Kraley asserts that, in awarding priority to Thomason and Stover, the board erroneously failed to recognize that Kraley's improvement to Dr. Sher's 3-dimensional display system constitutes the essence of the invention which is described by the count. Kraley further argues that, in view of the essential nature of his improvement, the board should not have placed the burden on him to show that he communicated every limitation of the count to Thomason and Stover, or that Thomason and Stover did not contribute inventively to the invention of the count. We do not agree. The board specifically recognized Kraley's improvement, and that the disclosure of his improvement and other information regarding the improvement conveyed in meetings between Dr. Sher and Thomason and Stover served as the basis for Thomason's and Stover's later developments.

However, the board also found that Kraley conceived of the anisochronous clock feature, but concluded he did not show complete conception of the subject matter of the count. Absent complete conception, the board determined, Kraley could not prevail on priority, regardless of how important the information disclosed by Kraley was to Thomason's and Stover's invention.

Complete conception is a necessary condition to the award of priority. See Coleman v. Dines, 754 F.2d 353, 361, 224 USPQ 857, 863 (Fed. Cir. 1985). Complete conception is the mental formulation and disclosure by the inventor of a complete idea for a product or process. Hybritech Inc. v. Monoclonal Antibodies, Inc., 802 F.2d 1367, 1376, 231 USPQ 81, 87 (Fed. Cir. 1986), cert. denied, 107 S. Ct. 1606 (1987). The idea must be sufficiently complete so as to enable one of ordinary skill in the art to reduce the concept to practice. Dines, 754 F.2d at 359, 224 USPQ at 862. As the board said, citing Dines, "a party claiming [complete] conception must show possession of every feature recited in the counts and every limitation of the counts must be shown to have been known to the inventor at the time the invention is alleged to have been conceived." Kraley v. Thomason, No. 101,443, slip op. at 5. Conception is a legal determination subject to review free of the clearly erroneous standard. Hybritech, 802 F.2d at 1376, 231 USPQ at 87. Findings of fact supporting that legal conclusion are reviewed under the clearly erroneous standard. Id.

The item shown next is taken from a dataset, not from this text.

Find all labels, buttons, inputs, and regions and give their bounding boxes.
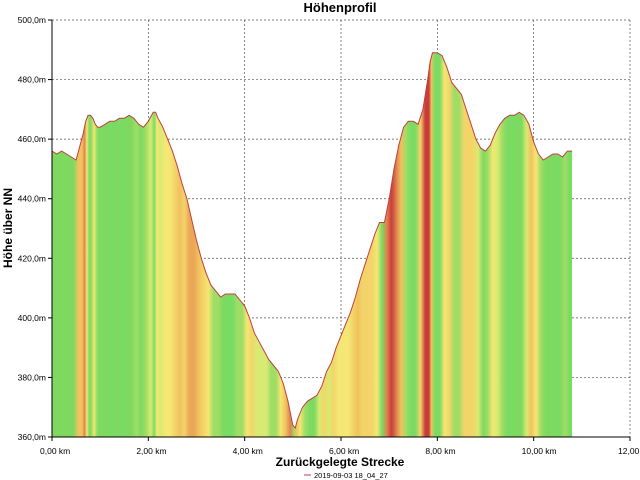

The board found that no evidence was produced showing that Kraley was in possession of the timing means, the means for varying the interval of selectable duration, or the timing initiation means recited in the count. The board also found that Kraley had not shown that completing his conception into an operative invention required no more than routine skill.

The board's findings of fact are not clearly erroneous and are not disputed by Kraley. Kraley merely argues that because his disclosed improvement served as the starting point of Thomason's and Stover's invention, Thomason's and Stover's invention should "inure" to his benefit. However, since, as a matter of law, Kraley can be awarded priority only if he was in full possession of every element of the invention, we conclude that the board did not commit legal error in denying Kraley's priority claim.